Queda cerrada así una gramática cuya edición anterior se remontaba a 1931, todo un viaje en el tiempo para una disciplina que en estos 80 años ha conocido varias revoluciones y contrarrevoluciones. Fruto de unas y otras y de avances técnicos inimaginables para los padres de la filología es el DVD que complementa las 532 páginas del nuevo tomo, trufado de resonancias magnéticas, diagramas, espectrogramas, oscilogramas y, por supuesto, explicaciones lo más sencillas posible de la rama más viva y, a la vez, menos popular de la lingüística. “¡Cuántas veces habré intentado yo imitar en clase el acento de los mexicanos para explicar un caso!”, dice Blecua, risueño, en su despacho de la Academia. Bajo el título deLas voces del español. Tiempo y espacio, el disco presenta la situación actual de la lengua y su evolución histórica y geográfica; además, incluye un curso de fonética acústica y articulatoria y recoge muestras de los acentos y entonaciones de todos los países hispanohablantes.

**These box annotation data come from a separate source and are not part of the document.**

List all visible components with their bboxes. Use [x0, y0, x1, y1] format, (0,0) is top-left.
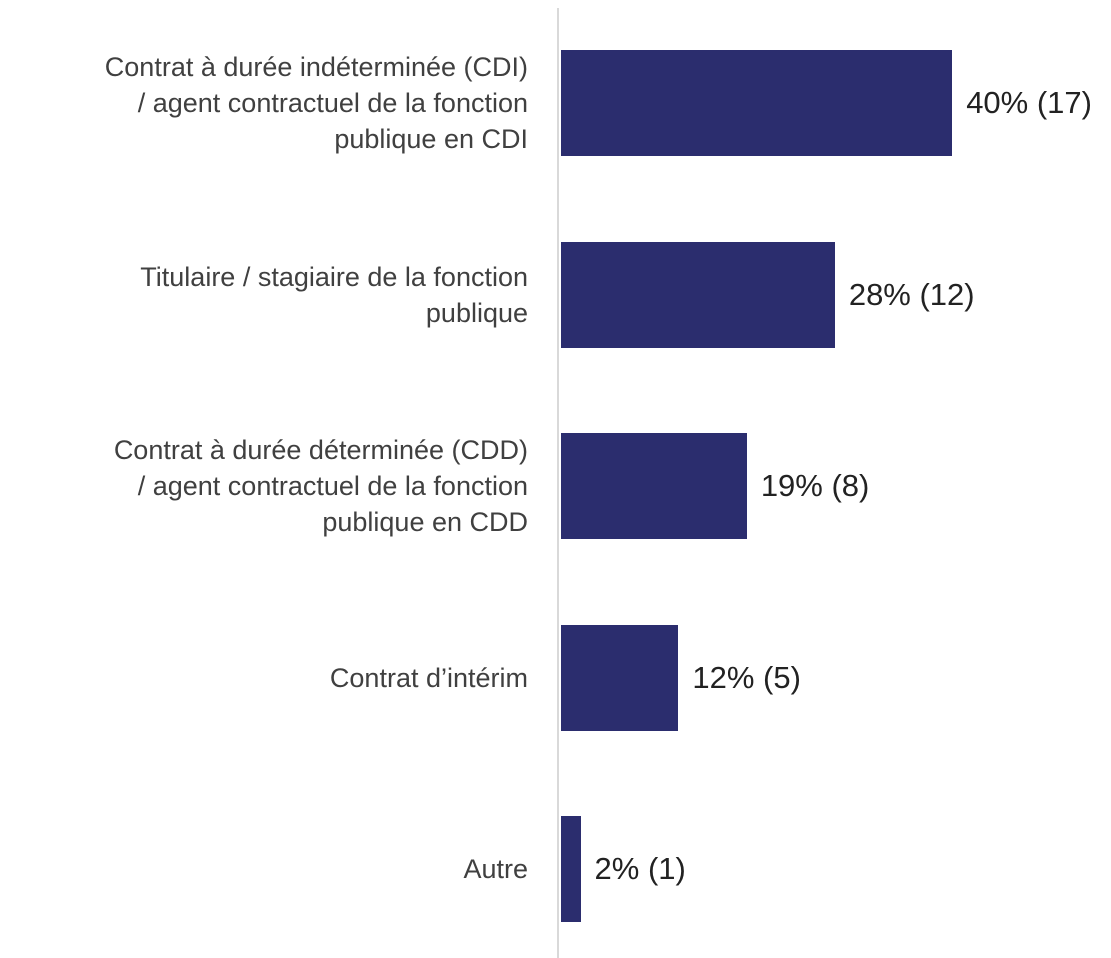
bar [561, 816, 581, 922]
bar [561, 624, 679, 731]
value-label: 28% (12) [848, 276, 975, 312]
bar [561, 241, 835, 348]
bar [561, 433, 747, 539]
category-label: Contrat à durée déterminée (CDD) / agent… [113, 435, 528, 537]
category-label: Contrat à durée indéterminée (CDI) / age… [104, 52, 528, 154]
category-label: Contrat d’intérim [329, 662, 528, 693]
axis-line [557, 8, 559, 958]
bar [561, 50, 953, 156]
value-label: 19% (8) [760, 468, 870, 503]
category-label: Autre [463, 854, 528, 884]
value-label: 2% (1) [594, 851, 686, 886]
value-label: 40% (17) [966, 85, 1092, 120]
category-label: Titulaire / stagiaire de la fonction pub… [140, 261, 528, 328]
value-label: 12% (5) [692, 659, 801, 695]
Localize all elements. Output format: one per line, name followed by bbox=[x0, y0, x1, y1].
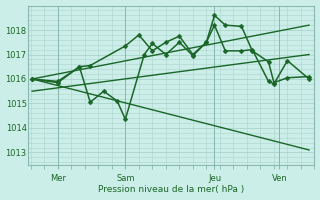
X-axis label: Pression niveau de la mer( hPa ): Pression niveau de la mer( hPa ) bbox=[98, 185, 244, 194]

Los participantes en esa particular antología del español universal son todos titulados universitarios de entre 20 y 40 años y residentes en las capitales de cada país. Se trataba, explica José Manuel Blecua, de respetar la variedad de la lengua sin perderse en ella: “¿Qué hacer si no en Ecuador, donde hay tres regiones lingüísticas distintas?” Como todas las publicaciones de la RAE de los últimos años, también la gramática es fruto del trabajo de la Asociación de Academias de la Lengua Española, integrada por 22 países, incluidos Filipinas y Estados Unidos.

Una gramática que sesea

Por supuesto, en las reuniones de trabajo que han dado lugar al tomo de fonética y fonología se seseaba. “Solo somos un 10% los hablantes que no lo hacemos. Lo curioso es que en España haya todavía gente que cree que el seseo es una incorrección. Una alumna estadounidense me dijo una vez: “Qué bien pronuncia usted la z“. Yo le respondí: “Pero si soy de Zaragoza. No es ningún mérito”.

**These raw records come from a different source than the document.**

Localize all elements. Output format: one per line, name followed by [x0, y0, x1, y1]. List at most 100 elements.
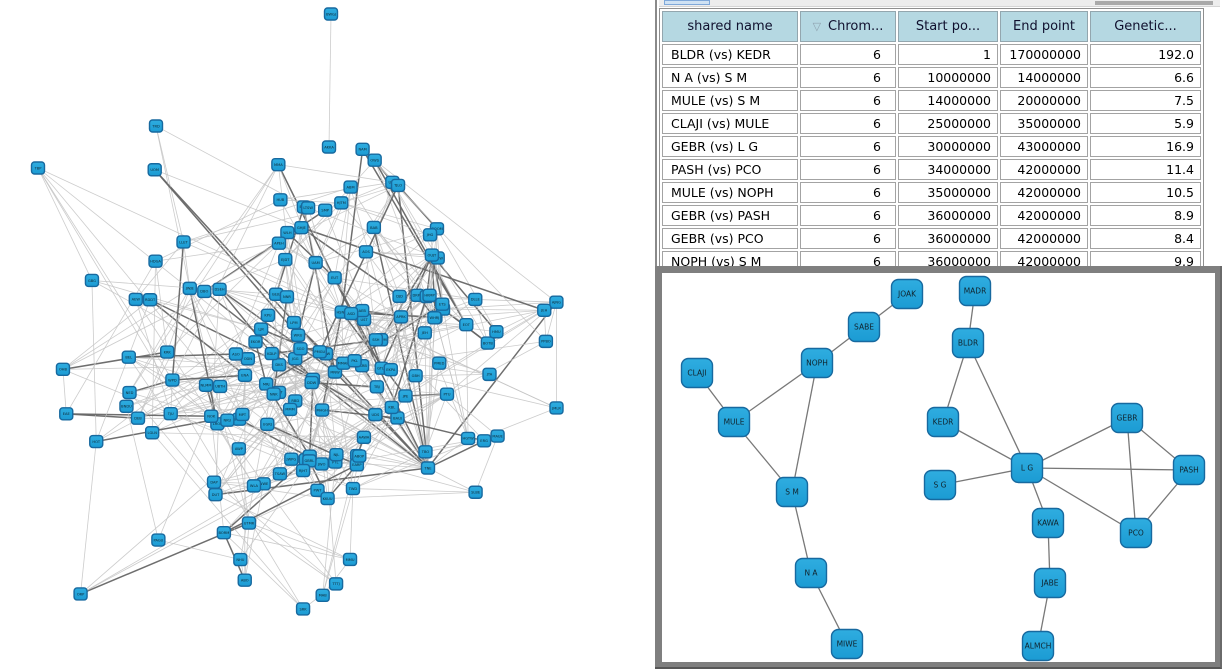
column-header-end-point[interactable]: End point — [1000, 11, 1088, 42]
node-shape[interactable] — [392, 289, 407, 304]
network-node[interactable]: JWPG — [284, 452, 299, 466]
node-shape[interactable] — [308, 255, 323, 270]
node-shape[interactable] — [304, 375, 319, 390]
network-node[interactable]: JWO — [314, 457, 329, 471]
network-node[interactable]: BLDR — [951, 327, 985, 359]
node-shape[interactable] — [717, 406, 751, 438]
node-shape[interactable] — [294, 220, 309, 235]
node-shape[interactable] — [1010, 452, 1044, 484]
network-node[interactable]: PASH — [1172, 454, 1206, 486]
cell[interactable]: 6 — [800, 159, 896, 180]
node-shape[interactable] — [128, 292, 143, 307]
node-shape[interactable] — [212, 282, 227, 297]
table-row[interactable]: PASH (vs) PCO 6 34000000 42000000 11.4 — [662, 159, 1201, 180]
node-shape[interactable] — [468, 485, 483, 499]
network-node[interactable]: DAP — [206, 475, 222, 489]
network-node[interactable]: SMP — [317, 203, 333, 217]
node-shape[interactable] — [73, 587, 88, 601]
node-shape[interactable] — [439, 387, 455, 401]
node-shape[interactable] — [482, 367, 497, 382]
node-shape[interactable] — [241, 516, 257, 530]
network-node[interactable]: KDLP — [264, 346, 279, 361]
network-node[interactable]: JHG — [422, 228, 438, 242]
network-node[interactable]: PKL — [347, 354, 362, 368]
network-node[interactable]: OHB — [55, 362, 71, 377]
node-shape[interactable] — [476, 434, 492, 448]
network-node[interactable]: GBH — [408, 369, 423, 383]
network-node[interactable]: RJHT — [295, 463, 311, 478]
hscrollbar-thumb[interactable] — [1095, 1, 1213, 5]
network-node[interactable]: DSEH — [212, 282, 227, 297]
node-shape[interactable] — [197, 284, 212, 299]
column-header-chrom[interactable]: ▽ Chrom... — [800, 11, 896, 42]
network-node[interactable]: JOAK — [890, 278, 924, 310]
cell[interactable]: 6 — [800, 205, 896, 226]
node-shape[interactable] — [368, 407, 383, 422]
node-shape[interactable] — [1110, 402, 1144, 434]
network-node[interactable]: BORM — [216, 525, 232, 540]
node-shape[interactable] — [418, 445, 433, 459]
tab-remnant[interactable] — [664, 0, 710, 5]
node-shape[interactable] — [121, 350, 136, 364]
node-shape[interactable] — [264, 346, 279, 361]
node-shape[interactable] — [300, 201, 316, 215]
network-node[interactable]: LPM — [286, 315, 302, 330]
network-node[interactable]: UBTH — [212, 379, 228, 394]
network-node[interactable]: DUT — [208, 487, 223, 502]
network-node[interactable]: DEB — [130, 411, 146, 425]
cell[interactable]: GEBR (vs) PCO — [662, 228, 798, 249]
node-shape[interactable] — [951, 327, 985, 359]
node-shape[interactable] — [119, 399, 134, 413]
cell[interactable]: 6.6 — [1090, 67, 1201, 88]
network-node[interactable]: MRJ — [258, 377, 274, 391]
node-shape[interactable] — [198, 378, 214, 392]
cell[interactable]: GEBR (vs) PASH — [662, 205, 798, 226]
network-node[interactable]: TJLO — [390, 178, 406, 193]
network-node[interactable]: WLA — [246, 479, 262, 493]
network-node[interactable]: NNR — [279, 290, 295, 304]
network-node[interactable]: LTSW — [300, 201, 316, 215]
node-shape[interactable] — [130, 411, 146, 425]
node-shape[interactable] — [1119, 517, 1153, 549]
network-node[interactable]: NOPH — [800, 347, 834, 379]
node-shape[interactable] — [271, 236, 287, 250]
node-shape[interactable] — [59, 407, 74, 421]
cell[interactable]: 16.9 — [1090, 136, 1201, 157]
network-node[interactable]: PMED — [432, 356, 447, 370]
node-shape[interactable] — [142, 293, 158, 307]
node-shape[interactable] — [310, 483, 325, 497]
node-shape[interactable] — [775, 476, 809, 508]
cell[interactable]: 6 — [800, 113, 896, 134]
network-node[interactable]: DLLE — [468, 292, 483, 307]
node-shape[interactable] — [334, 196, 349, 210]
network-node[interactable]: PTU — [439, 387, 455, 401]
cell[interactable]: 14000000 — [1000, 67, 1088, 88]
node-shape[interactable] — [1021, 630, 1055, 662]
node-shape[interactable] — [271, 358, 287, 372]
network-node[interactable]: MADR — [958, 275, 992, 307]
network-node[interactable]: OUJT — [424, 248, 440, 262]
node-shape[interactable] — [417, 326, 432, 340]
network-node[interactable]: NJL — [329, 447, 344, 462]
cell[interactable]: 42000000 — [1000, 159, 1088, 180]
node-shape[interactable] — [220, 413, 235, 427]
table-row[interactable]: MULE (vs) NOPH 6 35000000 42000000 10.5 — [662, 182, 1201, 203]
network-node[interactable]: AAWA — [356, 430, 372, 445]
network-node[interactable]: UTMR — [241, 516, 257, 530]
cell[interactable]: 10.5 — [1090, 182, 1201, 203]
cell[interactable]: 1 — [898, 44, 998, 65]
network-node[interactable]: APEH — [271, 236, 287, 250]
node-shape[interactable] — [271, 157, 286, 172]
node-shape[interactable] — [367, 153, 382, 167]
network-node[interactable]: PMGU — [312, 345, 327, 359]
network-node[interactable]: ABO — [237, 573, 252, 587]
network-node[interactable]: MHGH — [314, 403, 330, 417]
cell[interactable]: 11.4 — [1090, 159, 1201, 180]
cell[interactable]: 42000000 — [1000, 228, 1088, 249]
network-node[interactable]: PPBO — [538, 334, 554, 349]
node-shape[interactable] — [151, 533, 166, 547]
cell[interactable]: 6 — [800, 136, 896, 157]
network-node[interactable]: JPE — [398, 389, 413, 403]
network-node[interactable]: EAE — [59, 407, 74, 421]
network-node[interactable]: CLAJI — [680, 357, 714, 389]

“Me voy de casa para ir de caza”. Solo una minoría de los hispanohablantes pronuncia de forma diferente los dos sustantivos de esa frase. El origen del fenómeno está en las diferencias que a principios del siglo XVI se establecieron entre el norte y el sur de España. El origen meridional de los viajeros que marcharon a América inclinó la balanza. Pero, ¿no se sigue usando como modelo la pronunciación septentrional de la Península? “No. En los Cervantes rige la de cada profesor”, responde el responsable de la RAE, que antes fue director académico de ese instituto. “En Israel, por ejemplo, hay muchos argentinos y siempre se plantean qué hacer con el voseo, que es algo muy localizado”.

El mito del español de Valladolid

Si la fonética estudia desde un punto de vista físico el aspecto material de los sonidos del lenguaje, independientemente de su función en la lengua, la fonología se ocupa de ellos teniendo en cuenta esa función. Las dos des de “dedo” no se pronuncian igual. Cambian según su posición en la sílaba o en la palabra. A un mismo fonema le pueden corresponder sonidos diferentes. Como parte de la gramática, subraya Blecua, la fonología es “la parte más descriptiva y menos normativa”. La RAE dice cómo es la lengua oral, no cómo debe ser. “No existe una lengua mejor que otra. En ningún sitio se habla el mejor español del mundo”, dice. ¿Y el viejo mito del español de Valladolid? “Es eso, un mito que se debe a Madame D’Aulnoy, una viajera francesa del siglo XVII que escribió un libro muy bonito sobre España. Cuando preguntó dónde se hablaba el mejor español le dijeron que en Valladolid y ahí se quedó. Yo aprendí a hablar allí, así que no se enfadarán conmigo si digo que el mejor español se habla en Cochabamba, en el DF, en Buenos Aires, en Tenerife… y en Valladolid”.